I lavori a Westminster sono ripresi in tarda mattinata, salutati da un’ovazione dei member of parliament. “Questo Parlamento è morto”, non ha maggioranze o proposte alternative sulla Brexit oltre il rifiuto del no deal e i deputati che continuano a rinviare lo sbocco di elezioni anticipate sono “codardi”, aveva detto in giornata a nome dell’esecutivo l’attorney general (il ministro per gli affari legali) Geoffrey Cox, in risposta alle critiche incassate per il verdetto della Corte Suprema. Cox ha sfidato le opposizioni a sostenere con maggioranza semplice una legge ad hoc per la fine anticipata della legislatura, con l’indicazione esplicita di una data per il voto, se non si fidano di una mozione del governo per la convocazione delle urne (già bloccata due volte in mancanza del necessario quorum dei due terzi).
Dal fronte opposto è stato tuttavia ripetuto che prima delle elezioni occorre assicurare che non vi sia una Brexit no deal e che in mancanza d’accordi di divorzio sia chiesto e ottenuto un rinvio dell’uscita dall’Ue oltre il 31 ottobre: data che invece Johnson continua a indicare come invalicabile malgrado la legge anti-no deal già approvata dalle Camere. Ma soprattutto sono scattate le proteste contro i toni dell’attorney general: sollecitato a ritirare o dimettersi da vari deputati laburisti, LibDem e indipendentisti scozzesi. Ma anche l’invito a essere “più cauto nel linguaggio” dall’ex ministro della Giustizia David Gauke, un Tory moderato, e a evitare “la pericolosa” retorica da “Popolo contro Parlamento o contro giudici o establishment in genere”.

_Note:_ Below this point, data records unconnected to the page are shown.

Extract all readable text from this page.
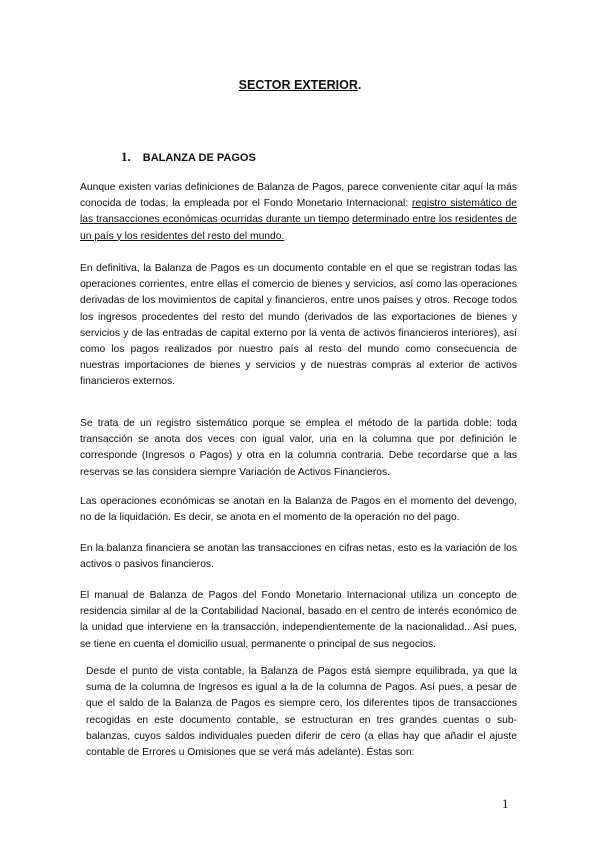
SECTOR EXTERIOR.
1. BALANZA DE PAGOS

Aunque existen varias definiciones de Balanza de Pagos, parece conveniente citar aquí la más conocida de todas, la empleada por el Fondo Monetario Internacional: registro sistemático de las transacciones económicas ocurridas durante un tiempo determinado entre los residentes de un país y los residentes del resto del mundo.

En definitiva, la Balanza de Pagos es un documento contable en el que se registran todas las operaciones corrientes, entre ellas el comercio de bienes y servicios, así como las operaciones derivadas de los movimientos de capital y financieros, entre unos países y otros. Recoge todos los ingresos procedentes del resto del mundo (derivados de las exportaciones de bienes y servicios y de las entradas de capital externo por la venta de activos financieros interiores), así como los pagos realizados por nuestro país al resto del mundo como consecuencia de nuestras importaciones de bienes y servicios y de nuestras compras al exterior de activos financieros externos.

Se trata de un registro sistemático porque se emplea el método de la partida doble: toda transacción se anota dos veces con igual valor, una en la columna que por definición le corresponde (Ingresos o Pagos) y otra en la columna contraria. Debe recordarse que a las reservas se las considera siempre Variación de Activos Financieros.

Las operaciones económicas se anotan en la Balanza de Pagos en el momento del devengo, no de la liquidación. Es decir, se anota en el momento de la operación no del pago.

En la balanza financiera se anotan las transacciones en cifras netas, esto es la variación de los activos o pasivos financieros.

El manual de Balanza de Pagos del Fondo Monetario Internacional utiliza un concepto de residencia similar al de la Contabilidad Nacional, basado en el centro de interés económico de la unidad que interviene en la transacción, independientemente de la nacionalidad.. Así pues, se tiene en cuenta el domicilio usual, permanente o principal de sus negocios.

Desde el punto de vista contable, la Balanza de Pagos está siempre equilibrada, ya que la suma de la columna de Ingresos es igual a la de la columna de Pagos. Así pues, a pesar de que el saldo de la Balanza de Pagos es siempre cero, los diferentes tipos de transacciones recogidas en este documento contable, se estructuran en tres grandes cuentas o sub-balanzas, cuyos saldos individuales pueden diferir de cero (a ellas hay que añadir el ajuste contable de Errores u Omisiones que se verá más adelante). Éstas son:

1
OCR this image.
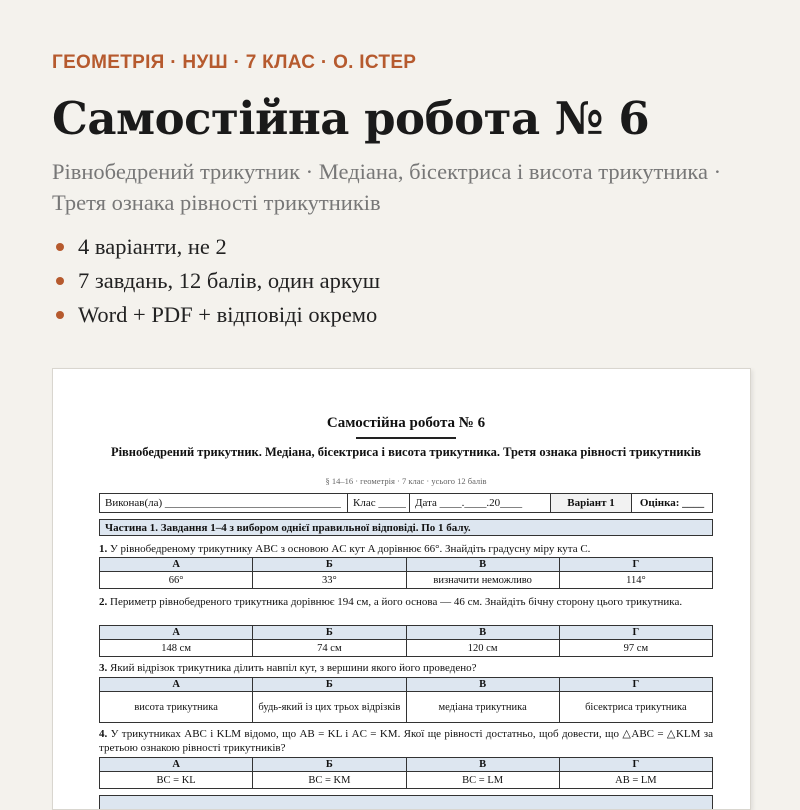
ГЕОМЕТРІЯ · НУШ · 7 КЛАС · О. ІСТЕР
Самостійна робота № 6
Рівнобедрений трикутник · Медіана, бісектриса і висота трикутника · Третя ознака рівності трикутників
4 варіанти, не 2
7 завдань, 12 балів, один аркуш
Word + PDF + відповіді окремо
Самостійна робота № 6
Рівнобедрений трикутник. Медіана, бісектриса і висота трикутника. Третя ознака рівності трикутників
§ 14–16 · геометрія · 7 клас · усього 12 балів
Виконав(ла) ________________________________	Клас _____ Дата ____.____.20____	Варіант 1	Оцінка: ____
Частина 1. Завдання 1–4 з вибором однієї правильної відповіді. По 1 балу.
1. У рівнобедреному трикутнику ABC з основою AC кут A дорівнює 66°. Знайдіть градусну міру кута C.
А	Б	В	Г
66°	33°	визначити неможливо	114°
2. Периметр рівнобедреного трикутника дорівнює 194 см, а його основа — 46 см. Знайдіть бічну сторону цього трикутника.
А	Б	В	Г
148 см	74 см	120 см	97 см
3. Який відрізок трикутника ділить навпіл кут, з вершини якого його проведено?
А	Б	В	Г
висота трикутника	будь-який із цих трьох відрізків	медіана трикутника	бісектриса трикутника
4. У трикутниках ABC і KLM відомо, що AB = KL і AC = KM. Якої ще рівності достатньо, щоб довести, що △ABC = △KLM за третьою ознакою рівності трикутників?
А	Б	В	Г
BC = KL	BC = KM	BC = LM	AB = LM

L’ennesima difficile giornata a Londra è condita dalla polemica sul ministro brexiteer Jacob Rees-Mogg, titolare dei rapporti con il Parlamento nella sua influente veste di Leader of the House, chiamato in causa dai media per aver bollato come “un golpe costituzionale” la pronuncia della Suprema Corte. La frase sarebbe stata pronunciata durante il Consiglio dei Ministri volante convocato in videoconferenza ieri da Johnson da New York, poco prima che il premier Tory britannico intervenisse di fronte all’Assemblea generale dell’Onu.
A Bruxelles, intanto, si è svolto un incontro a livello tecnico tra gli sherpa britannici ed europei. Lo confermano fonti europee, specificando che al centro della riunione c’è un nuovo documento inviato ieri dal governo britannico su questioni doganali e standard fitosanitari. Possibile ma non ancora confermata la presenza giovedì nella capitale belga del ministro britannico per la Brexit, Stephen Barclay.